Geoff.D wrote:[XAP]Bob wrote:Trying to work out *how* it slips - since there would appear to be a pretty strong tension in both directions.

Then realised that the rolhoff is of course a torque convertor, so one chain set will see FAR higher tension, and a lower chain speed, than the other. But the tension is all that matters in terms of sliding along the rails.

If I understand you, Bob, you're saying that there'll be a difference in tension between the input chain and output...and this resultant causes the slippage?

Yes.

The output chain is at a fixed gear with the rear wheels, the input chain is at a fixed gear to your feet (ignoring chainrings for the moment)

I will assume that the input and output sprockets are the same size (I know this is a bit off, but bear with me)
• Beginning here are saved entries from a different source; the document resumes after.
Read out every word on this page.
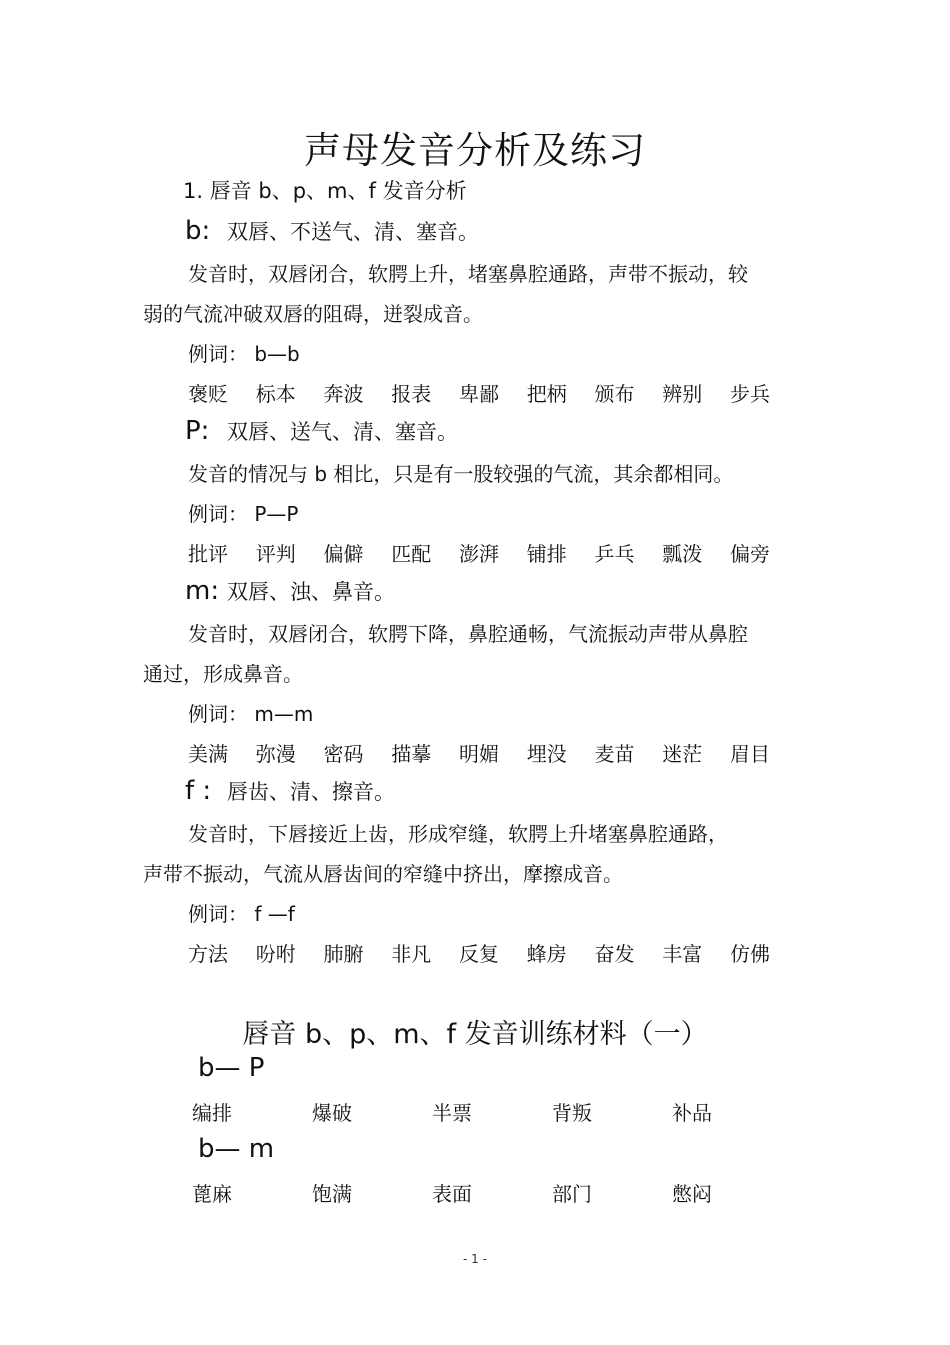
声母发音分析及练习
1. 唇音 b、p、m、f 发音分析
b: 双唇、不送气、清、塞音。
发音时，双唇闭合，软腭上升，堵塞鼻腔通路，声带不振动，较
弱的气流冲破双唇的阻碍，迸裂成音。
例词： b—b
褒贬 标本 奔波 报表 卑鄙 把柄 颁布 辨别 步兵
P: 双唇、送气、清、塞音。
发音的情况与 b 相比，只是有一股较强的气流，其余都相同。
例词： P—P
批评 评判 偏僻 匹配 澎湃 铺排 乒乓 瓢泼 偏旁
m: 双唇、浊、鼻音。
发音时，双唇闭合，软腭下降，鼻腔通畅，气流振动声带从鼻腔
通过，形成鼻音。
例词： m—m
美满 弥漫 密码 描摹 明媚 埋没 麦苗 迷茫 眉目
f : 唇齿、清、擦音。
发音时，下唇接近上齿，形成窄缝，软腭上升堵塞鼻腔通路，
声带不振动，气流从唇齿间的窄缝中挤出，摩擦成音。
例词： f —f
方法 吩咐 肺腑 非凡 反复 蜂房 奋发 丰富 仿佛
唇音 b、p、m、f 发音训练材料（一）
b— P
编排	爆破	半票	背叛	补品
b— m
蓖麻	饱满	表面	部门	憋闷
- 1 -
I will also assume that "direct drive" (or close to it) is in the middle of the gear range (haven't looked it up)

In general the input chain speed and tension are approximately constant (simplification of the pedal stroke, but you get the idea).
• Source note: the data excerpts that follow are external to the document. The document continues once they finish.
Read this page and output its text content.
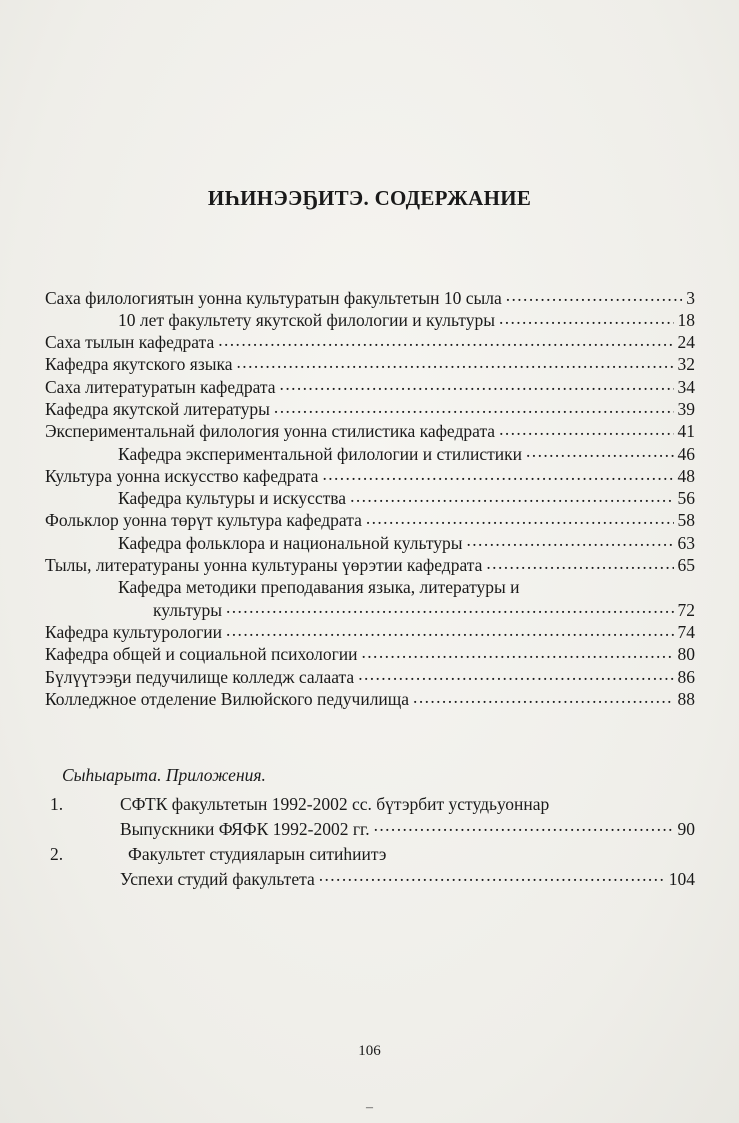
ИҺИНЭЭҔИТЭ. СОДЕРЖАНИЕ
Саха филологиятын уонна культуратын факультетын 10 сыла .....	3
10 лет факультету якутской филологии и культуры .....	18
Саха тылын кафедрата .....	24
Кафедра якутского языка .....	32
Саха литературатын кафедрата .....	34
Кафедра якутской литературы .....	39
Экспериментальнай филология уонна стилистика кафедрата .....	41
Кафедра экспериментальной филологии и стилистики .....	46
Культура уонна искусство кафедрата .....	48
Кафедра культуры и искусства .....	56
Фольклор уонна төрүт культура кафедрата .....	58
Кафедра фольклора и национальной культуры .....	63
Тылы, литератураны уонна культураны үөрэтии кафедрата .....	65
Кафедра методики преподавания языка, литературы и
культуры .....	72
Кафедра культурологии .....	74
Кафедра общей и социальной психологии .....	80
Бүлүүтээҕи педучилище колледж салаата .....	86
Колледжное отделение Вилюйского педучилища .....	88
Сыһыарыта. Приложения.
1.	СФТК факультетын 1992-2002 сс. бүтэрбит устудьуоннар
Выпускники ФЯФК 1992-2002 гг. .....	90
2.	Факультет студияларын ситиһиитэ
Успехи студий факультета .....	104
106
–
The speed of the chain doesn't matter in terms of the tension force that is exerted on the hub (through the sprocket) and the return side of both chains is assumed to have zero tension.
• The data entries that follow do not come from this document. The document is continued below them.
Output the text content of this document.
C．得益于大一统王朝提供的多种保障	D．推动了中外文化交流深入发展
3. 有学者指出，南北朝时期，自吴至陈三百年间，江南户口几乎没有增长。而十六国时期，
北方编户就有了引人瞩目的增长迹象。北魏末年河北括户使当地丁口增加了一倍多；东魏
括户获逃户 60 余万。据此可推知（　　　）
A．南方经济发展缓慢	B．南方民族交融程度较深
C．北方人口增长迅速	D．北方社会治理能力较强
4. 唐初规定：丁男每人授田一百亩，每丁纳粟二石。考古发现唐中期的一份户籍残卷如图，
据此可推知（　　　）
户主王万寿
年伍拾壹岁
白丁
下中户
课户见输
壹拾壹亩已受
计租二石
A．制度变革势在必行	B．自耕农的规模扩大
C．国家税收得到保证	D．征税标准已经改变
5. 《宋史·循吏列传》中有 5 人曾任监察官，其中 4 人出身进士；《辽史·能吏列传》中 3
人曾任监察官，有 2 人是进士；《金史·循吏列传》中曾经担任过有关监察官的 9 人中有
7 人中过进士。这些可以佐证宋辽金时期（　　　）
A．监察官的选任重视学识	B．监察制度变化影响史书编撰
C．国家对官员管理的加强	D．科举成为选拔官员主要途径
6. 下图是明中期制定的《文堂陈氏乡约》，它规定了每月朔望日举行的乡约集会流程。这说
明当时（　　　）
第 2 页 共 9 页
In a low gear (slow wheel speed) the output chain is transmitting the same power (assuming no loss in the IGH) through a much slower moving chain - this is therefore at high tension, and there is a net force (OutputTension - Input Tension) pulling the hub rearwards.

In the direct drive (medium wheel speed) case the input and output chains are moving at the same speed and (assuming no loss in the IGH) the same tension, so there is no net force and all is well with the system.

In a high gear (high wheel speed) the output chain is transmitting the same power (assuming no loss in the IGH) through a much faster moving chain - this is therefore at low tension and the net force (same calculation as above) is negative - i.e. the force is acting to pull the hub forwards.